Leonid meteor shower peaks Fri & Sat morning (Nov 17-18). Best viewing time is after midnight until dawn. Waning crescent moon is favorable, but clouds could be a problem for New England & Great Lakes Fri morning & much of the East except New England & Southeast Sat morning. pic.twitter.com/1mqbA3TEdS— NWS Eastern Region (@NWSEastern) November 15, 2017
While the Moon likely won't get in your way, there's a chance that clouds could obstruct your view if you're attempting to watch from much of the East and the Great Lakes. However, folks in the northern Plains, the Southeast, and much of California will have ideal weather for watching the show, according to a report by AccuWeather. But no matter where you are, it's probably going to be chilly, so be sure to dress warm and pack yourself a hot toddy to sip while you look up.
Perhaps the biggest challenge you'll face is getting far enough from the light pollution of the city or suburbs, so check out this handy dark sky map to track down the darkest areas near your location. Thankfully, you don't have to bother with binoculars or telescopes to fully enjoy the meteors, but you will need to give your eyes some time to adjust to the darkness before the height of the shower arrives.

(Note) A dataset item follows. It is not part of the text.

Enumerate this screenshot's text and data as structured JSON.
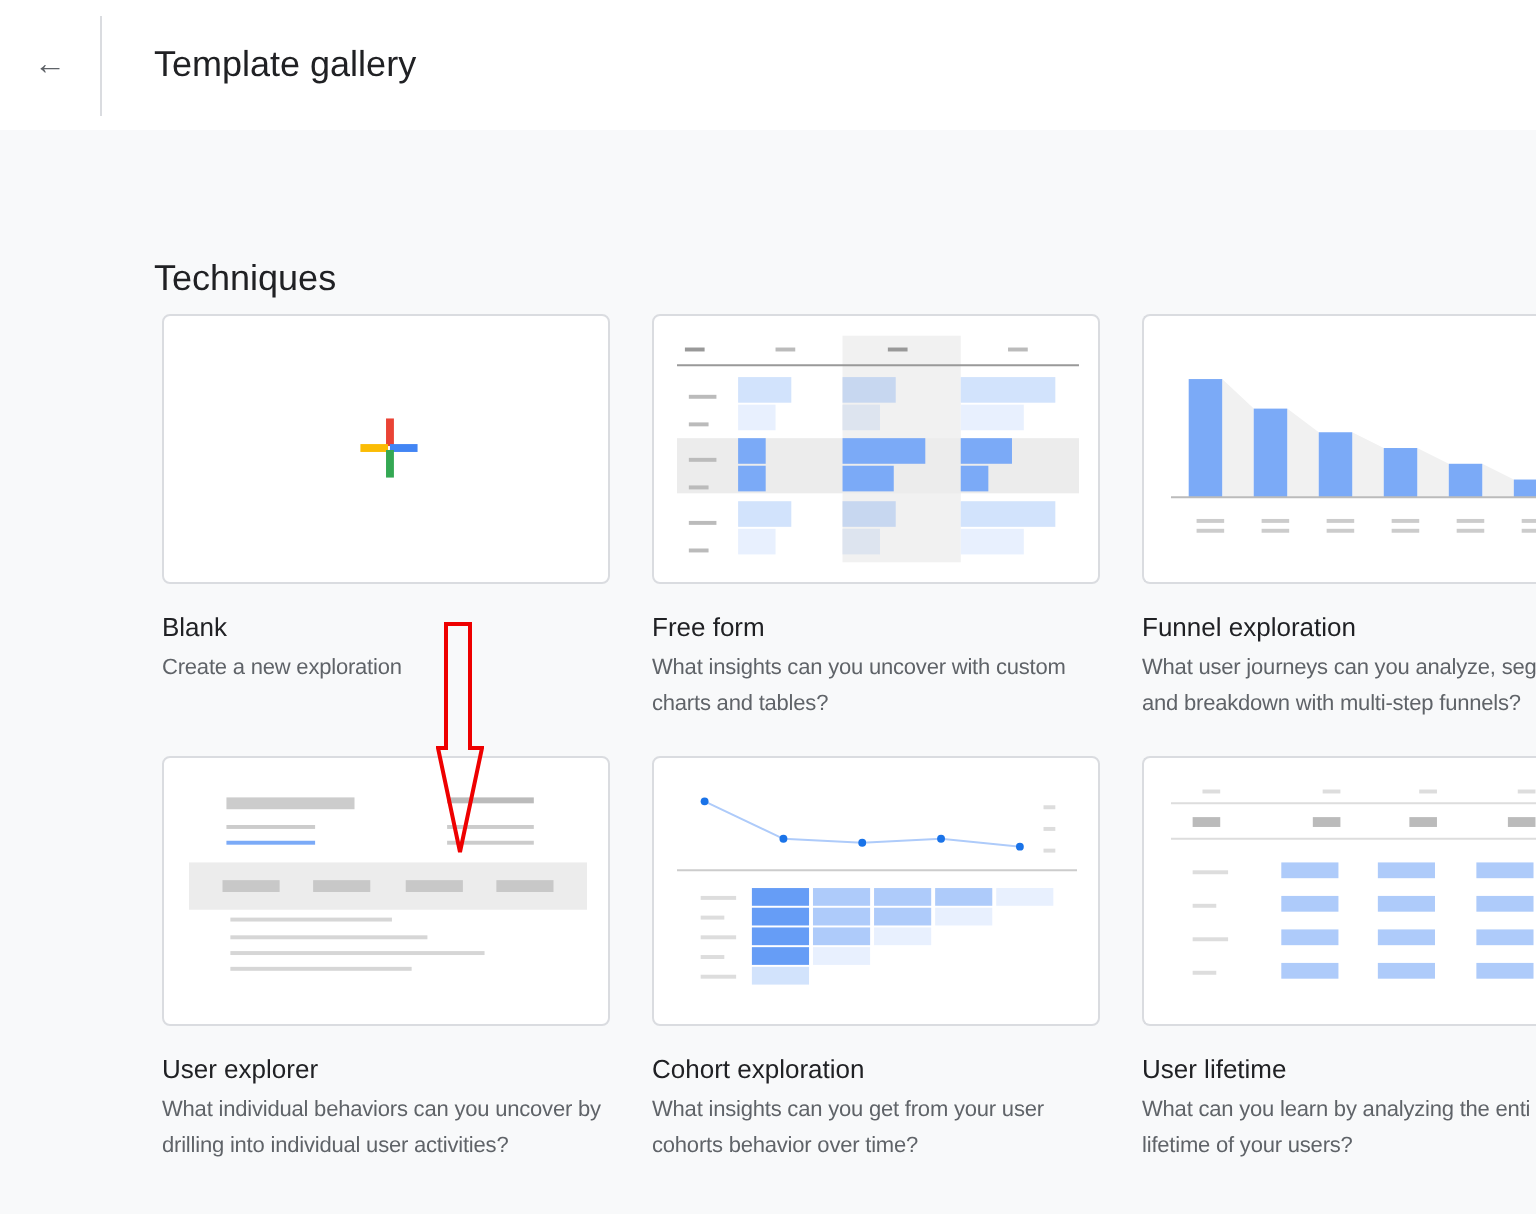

The Leonid's 10 to 20 meteors per hour won't be nearly as spectacular as the 120 meteors per hour expected at the peak of the Geminid meteor shower in December, but the show is still special and historic. In fact, the Leonid Meteor Shower is what first led to meteor science, thanks to its tendency to put on ridiculously spectacular displays every 33 years. A particularly intense meteor shower produced more than 100,000 meteors per minute, leading some viewers to think the sky was on fire. Another particularly strong shower produced thousands of meteors per minute in 1966. The next big one will likely occur in 2032.
All said, the Leonid Meteor Shower is certainly worth watching, but you can probably get away with holding out for a bigger shower to set up camp somewhere out in the dark and cold. Oh, and you can always settle for watching a livestream of the show, of course.